We have a bunch of competitors who are still pursuing that original business plan, and maybe one or two of them will survive... but we've already found a larger addressable market and we're six months into building the new business.

When have you successfully ground it out, pushed through the Trough of Sorrow, and come out a winner? Almost every success involves a grind-it-out moment. You've got stories like this.

And everyone's held a stock for too long, or chased a doomed soccer career, or stuck with a college class that they should've dropped during the first week. Take a minute to meditate on your own failures. What were the first hints of failure? Could you have made an Epic Laydown, or did you need to grind it out?

Learn from the wins and the losses.

Entrepreneurship is a faith-based activity.

Bootstrapping beats VC-funding for many people

Your local plumber or lawn guy runs a bootstrapped business. MailChimp was bootstrapped. So are a lot of Amazon and eBay sellers.

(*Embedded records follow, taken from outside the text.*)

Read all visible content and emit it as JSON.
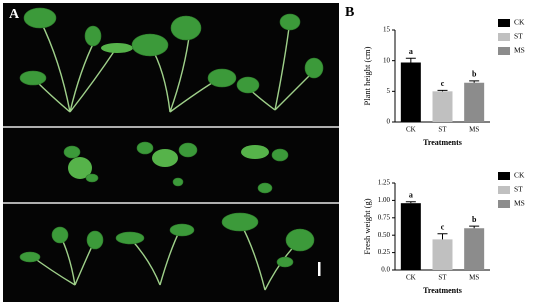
{
  "figure": {
    "panel_a_label": "A",
    "panel_b_label": "B"
  },
  "chart_data": [
    {
      "type": "bar",
      "y_label": "Plant height (cm)",
      "x_label": "Treatments",
      "categories": [
        "CK",
        "ST",
        "MS"
      ],
      "values": [
        9.7,
        5.0,
        6.4
      ],
      "errors": [
        0.7,
        0.15,
        0.3
      ],
      "annotations": [
        "a",
        "c",
        "b"
      ],
      "colors": [
        "#000000",
        "#c0c0c0",
        "#8c8c8c"
      ],
      "ylim": [
        0,
        15
      ],
      "yticks": [
        0,
        5,
        10,
        15
      ],
      "grid": false,
      "legend": "top-right"
    },
    {
      "type": "bar",
      "y_label": "Fresh weight (g)",
      "x_label": "Treatments",
      "categories": [
        "CK",
        "ST",
        "MS"
      ],
      "values": [
        0.96,
        0.44,
        0.6
      ],
      "errors": [
        0.02,
        0.08,
        0.03
      ],
      "annotations": [
        "a",
        "c",
        "b"
      ],
      "colors": [
        "#000000",
        "#c0c0c0",
        "#8c8c8c"
      ],
      "ylim": [
        0,
        1.25
      ],
      "yticks": [
        {
          "value": 0,
          "label": "0.0"
        },
        {
          "value": 0.25,
          "label": "0.25"
        },
        {
          "value": 0.5,
          "label": "0.50"
        },
        {
          "value": 0.75,
          "label": "0.75"
        },
        {
          "value": 1,
          "label": "1.00"
        },
        {
          "value": 1.25,
          "label": "1.25"
        }
      ],
      "grid": false,
      "legend": "top-right"
    }
  ]
}
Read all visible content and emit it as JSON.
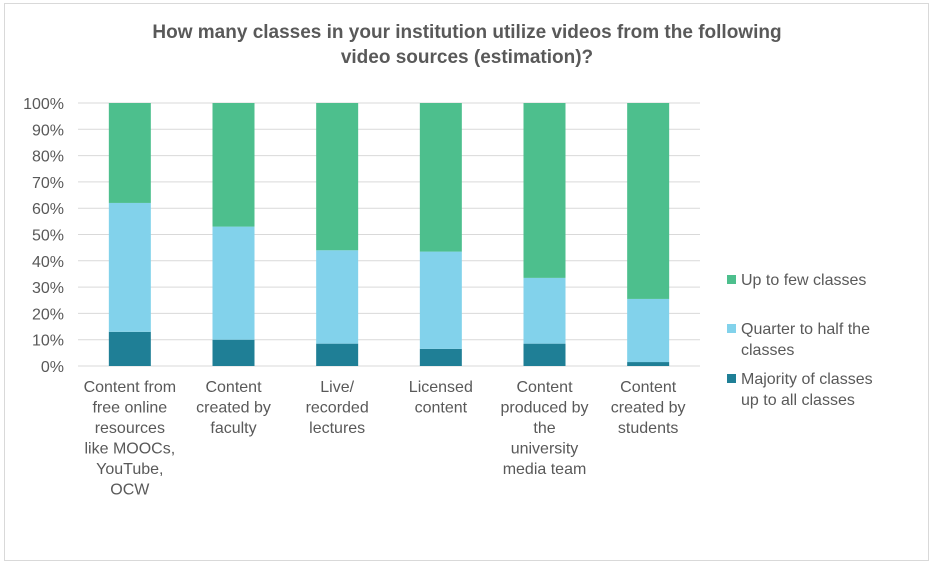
{
  "chart_data": {
    "type": "bar",
    "stacked": "percent",
    "title": "How many classes in your institution utilize videos from the following video sources (estimation)?",
    "title_lines": [
      "How many classes in your institution utilize videos from the following",
      "video sources (estimation)?"
    ],
    "categories": [
      "Content from free online resources like MOOCs, YouTube, OCW",
      "Content created by faculty",
      "Live/ recorded lectures",
      "Licensed content",
      "Content produced by the university media team",
      "Content created by students"
    ],
    "category_lines": [
      [
        "Content from",
        "free online",
        "resources",
        "like MOOCs,",
        "YouTube,",
        "OCW"
      ],
      [
        "Content",
        "created by",
        "faculty"
      ],
      [
        "Live/",
        "recorded",
        "lectures"
      ],
      [
        "Licensed",
        "content"
      ],
      [
        "Content",
        "produced by",
        "the",
        "university",
        "media team"
      ],
      [
        "Content",
        "created by",
        "students"
      ]
    ],
    "series": [
      {
        "name": "Majority of classes up to all classes",
        "name_lines": [
          "Majority of classes",
          "up to all classes"
        ],
        "color": "#1f7f96",
        "values": [
          13,
          10,
          8.5,
          6.5,
          8.5,
          1.5
        ]
      },
      {
        "name": "Quarter to half the classes",
        "name_lines": [
          "Quarter to half the",
          "classes"
        ],
        "color": "#82d2eb",
        "values": [
          49,
          43,
          35.5,
          37,
          25,
          24
        ]
      },
      {
        "name": "Up to few classes",
        "name_lines": [
          "Up to few classes"
        ],
        "color": "#4dbf8d",
        "values": [
          38,
          47,
          56,
          56.5,
          66.5,
          74.5
        ]
      }
    ],
    "legend_order": [
      2,
      1,
      0
    ],
    "yticks": [
      "0%",
      "10%",
      "20%",
      "30%",
      "40%",
      "50%",
      "60%",
      "70%",
      "80%",
      "90%",
      "100%"
    ],
    "ylim": [
      0,
      100
    ],
    "grid": true,
    "legend_position": "right"
  }
}
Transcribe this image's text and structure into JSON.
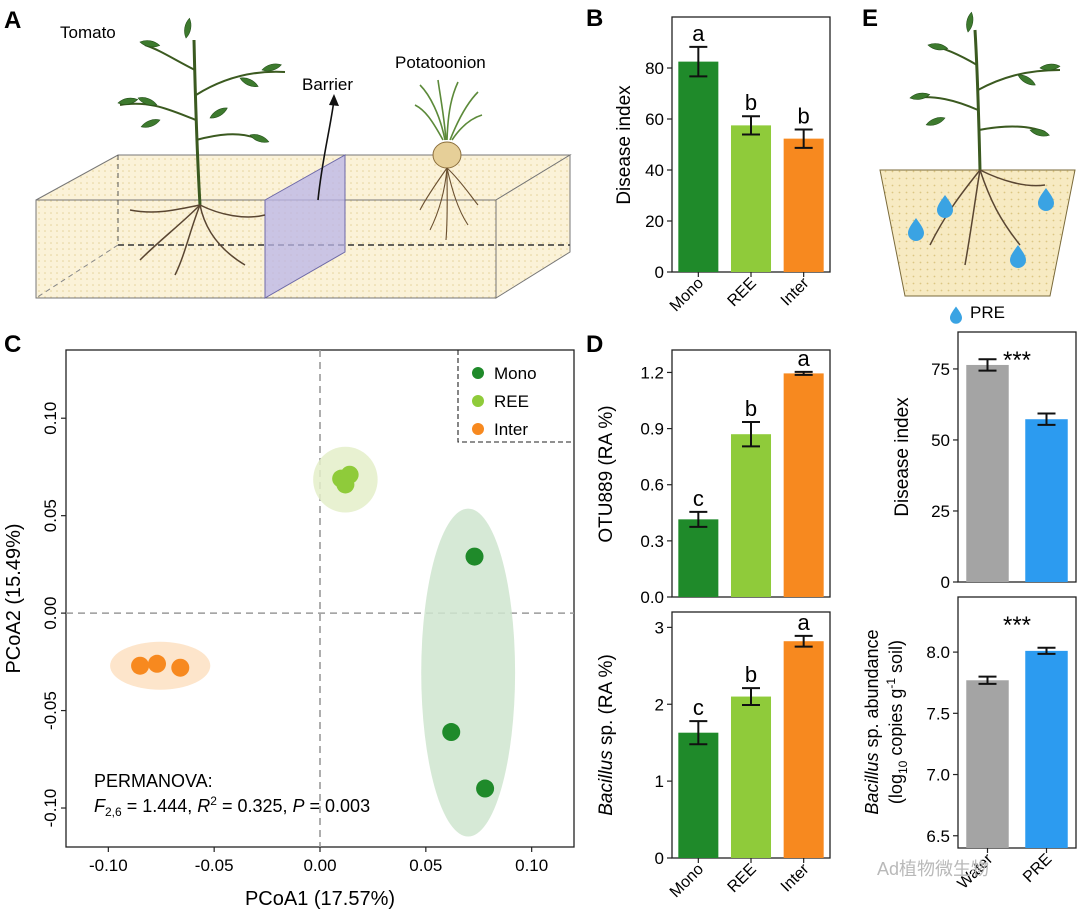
{
  "panels": {
    "A": {
      "letter": "A",
      "label_tomato": "Tomato",
      "label_barrier": "Barrier",
      "label_potatoonion": "Potatoonion"
    },
    "E": {
      "letter": "E",
      "legend_label": "PRE",
      "drop_color": "#3aa3e3"
    }
  },
  "colors": {
    "mono": "#1f8a2a",
    "ree": "#8fcb3a",
    "inter": "#f7891f",
    "water": "#a4a4a4",
    "pre": "#2c9bf0"
  },
  "watermark": "Ad植物微生物",
  "chart_data": [
    {
      "id": "B",
      "letter": "B",
      "type": "bar",
      "ylabel": "Disease index",
      "categories": [
        "Mono",
        "REE",
        "Inter"
      ],
      "values": [
        82.5,
        57.5,
        52.3
      ],
      "errors": [
        5.8,
        3.6,
        3.6
      ],
      "letters": [
        "a",
        "b",
        "b"
      ],
      "ylim": [
        0,
        100
      ],
      "yticks": [
        "0",
        "20",
        "40",
        "60",
        "80"
      ]
    },
    {
      "id": "C",
      "letter": "C",
      "type": "scatter",
      "xlabel": "PCoA1 (17.57%)",
      "ylabel": "PCoA2 (15.49%)",
      "xlim": [
        -0.12,
        0.12
      ],
      "ylim": [
        -0.12,
        0.135
      ],
      "xticks": [
        "-0.10",
        "-0.05",
        "0.00",
        "0.05",
        "0.10"
      ],
      "yticks": [
        "-0.10",
        "-0.05",
        "0.00",
        "0.05",
        "0.10"
      ],
      "legend": [
        "Mono",
        "REE",
        "Inter"
      ],
      "series": [
        {
          "name": "Mono",
          "x": [
            0.073,
            0.062,
            0.078
          ],
          "y": [
            0.029,
            -0.061,
            -0.09
          ]
        },
        {
          "name": "REE",
          "x": [
            0.01,
            0.014,
            0.012
          ],
          "y": [
            0.069,
            0.071,
            0.066
          ]
        },
        {
          "name": "Inter",
          "x": [
            -0.085,
            -0.077,
            -0.066
          ],
          "y": [
            -0.027,
            -0.026,
            -0.028
          ]
        }
      ],
      "stats_title": "PERMANOVA:",
      "stats_F_sym": "F",
      "stats_F_sub": "2,6",
      "stats_F_val": " = 1.444, ",
      "stats_R_sym": "R",
      "stats_R_sup": "2",
      "stats_R_val": " = 0.325, ",
      "stats_P_sym": "P",
      "stats_P_val": " = 0.003"
    },
    {
      "id": "D_top",
      "letter": "D",
      "type": "bar",
      "ylabel": "OTU889 (RA %)",
      "categories": [
        "Mono",
        "REE",
        "Inter"
      ],
      "values": [
        0.415,
        0.87,
        1.195
      ],
      "errors": [
        0.04,
        0.065,
        0.008
      ],
      "letters": [
        "c",
        "b",
        "a"
      ],
      "ylim": [
        0,
        1.32
      ],
      "yticks": [
        "0.0",
        "0.3",
        "0.6",
        "0.9",
        "1.2"
      ]
    },
    {
      "id": "D_bottom",
      "type": "bar",
      "ylabel_italic": "Bacillus",
      "ylabel_rest": " sp. (RA %)",
      "categories": [
        "Mono",
        "REE",
        "Inter"
      ],
      "values": [
        1.63,
        2.1,
        2.82
      ],
      "errors": [
        0.15,
        0.11,
        0.07
      ],
      "letters": [
        "c",
        "b",
        "a"
      ],
      "ylim": [
        0,
        3.2
      ],
      "yticks": [
        "0",
        "1",
        "2",
        "3"
      ]
    },
    {
      "id": "E_top",
      "type": "bar",
      "ylabel": "Disease index",
      "categories": [
        "Water",
        "PRE"
      ],
      "values": [
        76.4,
        57.3
      ],
      "errors": [
        2.0,
        2.0
      ],
      "significance": "***",
      "ylim": [
        0,
        88
      ],
      "yticks": [
        "0",
        "25",
        "50",
        "75"
      ]
    },
    {
      "id": "E_bottom",
      "type": "bar",
      "ylabel_line1_italic": "Bacillus",
      "ylabel_line1_rest": " sp. abundance",
      "ylabel_line2": "(log",
      "ylabel_line2_sub": "10",
      "ylabel_line2_rest": " copies g",
      "ylabel_line2_sup": "-1",
      "ylabel_line2_end": " soil)",
      "categories": [
        "Water",
        "PRE"
      ],
      "values": [
        7.77,
        8.01
      ],
      "errors": [
        0.03,
        0.025
      ],
      "significance": "***",
      "ylim": [
        6.4,
        8.45
      ],
      "yticks": [
        "6.5",
        "7.0",
        "7.5",
        "8.0"
      ]
    }
  ]
}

The software world is chock full of bootstrapped success stories, but you seldom hear them, because they're selling business-to-business software in some weird niche that you've never heard of. They could be making millions, and only their customers know their names.

Overnight success, a decade in the making

Some folks are naturals. They take to it at a young age and have all the right instincts. The rest of us have to accumulate hard-won experience for years and often decades before we're ready for a big win.

And sometimes we just get lucky. Don't take lessons from others' luck. If a thousand untalented people try to start businesses, a few of them will be successful their first try. They'll likely turn into one-hit wonders if they can't buckle down like the rest of us, grind it out for ten years and earn the experience they need for a second big win.

Philosophical component

Entrepreneurship has a philosophical component.

We're building something out of nothing. We're relying entirely on our mental model of the world.

So much of our landscape is unknowable, that we need to absolutely maximize our knowledge of everything we can possibly understand ahead of time.

We need deep introspection into our own psyches. We have strengths and weaknesses that must understand at the outset. And we need to communicate with those around us to understand their motivations, strengths and weaknesses.